SYDNEY, Feb. 17 (Xinhua) -- Australian airline Virgin Australia have posted first half losses on Friday, of 21.5 million dollars (16.54 U.S. million), in a sharp drop for the company after reporting a 62.5 million dollar profit just last year.
The airline blames a corporate restructuring intended to improve practices for the loss, with most of the costs associated with fleet simplification.
Revenue for the beleaguered airline was also down by 24.5 million, to 2.63 billion dollars, which was attributed to lower domestic travel, and the recent Tigerair services shutdown to Bali, as Tigerair are a subsidiary of Virgin, may hurt their revenue even more moving forward.

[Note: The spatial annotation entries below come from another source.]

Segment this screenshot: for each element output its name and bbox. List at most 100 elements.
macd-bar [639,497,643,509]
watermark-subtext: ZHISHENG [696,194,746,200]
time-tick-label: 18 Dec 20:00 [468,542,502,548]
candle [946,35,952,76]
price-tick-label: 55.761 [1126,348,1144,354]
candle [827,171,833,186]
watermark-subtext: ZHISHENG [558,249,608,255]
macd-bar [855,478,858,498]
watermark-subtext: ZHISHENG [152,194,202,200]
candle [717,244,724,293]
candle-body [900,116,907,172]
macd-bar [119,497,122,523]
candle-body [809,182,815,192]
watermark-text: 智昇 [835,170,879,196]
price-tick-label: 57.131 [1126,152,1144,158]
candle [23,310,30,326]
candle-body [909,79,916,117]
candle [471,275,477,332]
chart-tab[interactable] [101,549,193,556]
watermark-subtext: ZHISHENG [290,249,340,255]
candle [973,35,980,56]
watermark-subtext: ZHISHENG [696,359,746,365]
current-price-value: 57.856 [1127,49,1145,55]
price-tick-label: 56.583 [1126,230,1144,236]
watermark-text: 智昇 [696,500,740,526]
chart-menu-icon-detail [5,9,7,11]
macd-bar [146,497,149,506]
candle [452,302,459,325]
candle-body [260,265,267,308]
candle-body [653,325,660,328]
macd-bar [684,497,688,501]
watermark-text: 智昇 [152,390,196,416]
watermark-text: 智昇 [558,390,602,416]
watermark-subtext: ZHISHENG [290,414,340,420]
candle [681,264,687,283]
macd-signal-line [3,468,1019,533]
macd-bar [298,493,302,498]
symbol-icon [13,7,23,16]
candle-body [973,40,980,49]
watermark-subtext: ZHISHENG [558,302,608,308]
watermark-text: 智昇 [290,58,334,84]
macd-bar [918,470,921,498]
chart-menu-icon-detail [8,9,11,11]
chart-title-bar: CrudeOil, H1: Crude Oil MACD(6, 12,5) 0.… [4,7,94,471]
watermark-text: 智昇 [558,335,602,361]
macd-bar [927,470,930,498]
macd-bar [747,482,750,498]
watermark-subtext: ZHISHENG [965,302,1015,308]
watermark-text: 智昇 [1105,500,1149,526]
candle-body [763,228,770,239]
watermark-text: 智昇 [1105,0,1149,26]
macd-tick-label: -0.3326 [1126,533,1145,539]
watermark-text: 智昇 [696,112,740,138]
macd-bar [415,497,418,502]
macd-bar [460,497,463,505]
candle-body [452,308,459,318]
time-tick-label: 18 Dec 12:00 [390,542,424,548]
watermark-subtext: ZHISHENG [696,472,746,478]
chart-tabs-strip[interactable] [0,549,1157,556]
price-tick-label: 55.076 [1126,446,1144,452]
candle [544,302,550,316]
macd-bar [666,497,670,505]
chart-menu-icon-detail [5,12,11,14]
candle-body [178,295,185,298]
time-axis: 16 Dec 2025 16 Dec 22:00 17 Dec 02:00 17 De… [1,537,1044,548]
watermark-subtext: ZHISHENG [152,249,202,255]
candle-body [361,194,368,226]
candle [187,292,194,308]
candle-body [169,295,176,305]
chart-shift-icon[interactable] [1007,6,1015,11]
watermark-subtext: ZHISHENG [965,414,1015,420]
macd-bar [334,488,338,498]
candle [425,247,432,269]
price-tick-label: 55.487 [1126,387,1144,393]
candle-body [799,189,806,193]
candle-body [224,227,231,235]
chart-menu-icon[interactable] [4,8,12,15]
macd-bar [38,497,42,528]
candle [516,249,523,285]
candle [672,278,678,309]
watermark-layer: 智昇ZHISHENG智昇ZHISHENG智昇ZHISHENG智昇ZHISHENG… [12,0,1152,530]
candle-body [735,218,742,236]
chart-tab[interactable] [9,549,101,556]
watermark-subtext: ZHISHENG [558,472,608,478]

There were positives, with Virgin managing to slash their net debt position by 936.3 million dollars, while also improving their cash on hand balance by 689.1 million, to now sit at 1.6 billion dollars.
Virgin Australia chief executive officer John Borghetti said despite the slowing down in the domestic market, his company is on the right path after it "strengthened its liquidity" and plans further asset sales.
Borghetti also said the company plans to introduce new routes, with the hope of increasing profitability in the future.
"We will also broaden our international network by launching flights from Australia to Hong Kong, and commencing flights between Melbourne and Los Angeles." Borghetti said.
Virgin Australia will not be paying a dividend to shareholders for the period.